The steps toward creating a separate Museum of Anthropology began a decade before the new building opened. Early in the twentieth century, the University considered launching a major archaeological expedition in the U.S. Philippines. In 1922, the University hired Carl E. Guthe, a former U-M undergraduate and recent PhD in anthropology from Harvard, to direct this expedition. Guthe agreed, with the understanding that the University would create a separate Museum and Department of Anthropology. The Museum of Anthropology was formally established in 1922 and the Department of Anthropology six years later. Guthe spent three years directing excavations in the Philippines, shipping major archaeological and ethnographic collections back to the University. He returned to Ann Arbor in 1925 and was formally installed as the first director of the Museum of Anthropology, moving into the Museum’s new home in the Ruthven Museums Building in 1928.

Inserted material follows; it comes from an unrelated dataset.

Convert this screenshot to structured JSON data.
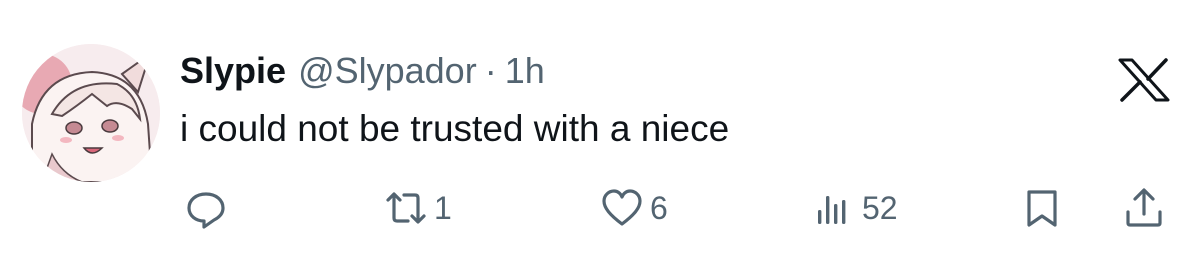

At its creation, the Museum had two divisions: the Archaeology Division, supervised by Guthe, and the Great Lakes Division, with the recently retired dean of the Homeopathic Hospital Wilbert B. Hinsdale as Custodian in Charge. Over the next decade, Guthe quickly added divisions (the Orient, Ethnology/Ethnobotany, and Human Biology) and staff—borrowing a biological anthropologist from Michigan State Normal College (now Eastern Michigan University) and an Asian specialist (Benjamin March) from the Detroit Institute of Arts.
Above all, Guthe wanted the Museum to be a research museum—its collections generated through carefully documented scientific excavations and its curators leading researchers who made significant contributions to anthropological knowledge. Guthe also believed that museum collections were essential to teaching in the University’s new Anthropology Department; like Ruthven, he was committed to the idea that students should learn about the natural and cultural world through direct encounters with objects in museum collections.
Guthe originally envisioned the Museum as encompassing all areas of anthropology. However, over time, the Museum increasingly focused on archaeology, developing an exceptionally strong archaeological program with major collections and research projects in North America, the Great Lakes (particularly Michigan and Ontario), and Asia. Special laboratories—including the nation’s first Ethnobotanical Laboratory (started in 1929) and the Ceramics Repository (in 1931)—were created to analyze archaeological materials. Researchers from across the country sent samples to the Museum for analysis, and the Museum quickly became a national leader in anthropological archaeology.
In 1932, Melvin Gilmore, curator of ethnology, published a small book describing the Ethnobotanical Laboratory, thus establishing the Museum’s publications program. In ensuing decades, the program expanded, producing data-rich monographs featuring excellent scholarship, meticulous research, and leading-edge, vibrant interpretation, many of which became classics. This program continues today: by 2022, the Museum had published more than 200 titles on archaeology, anthropology, and related topics, all of which are available in print and as e-books (browse the catalog here).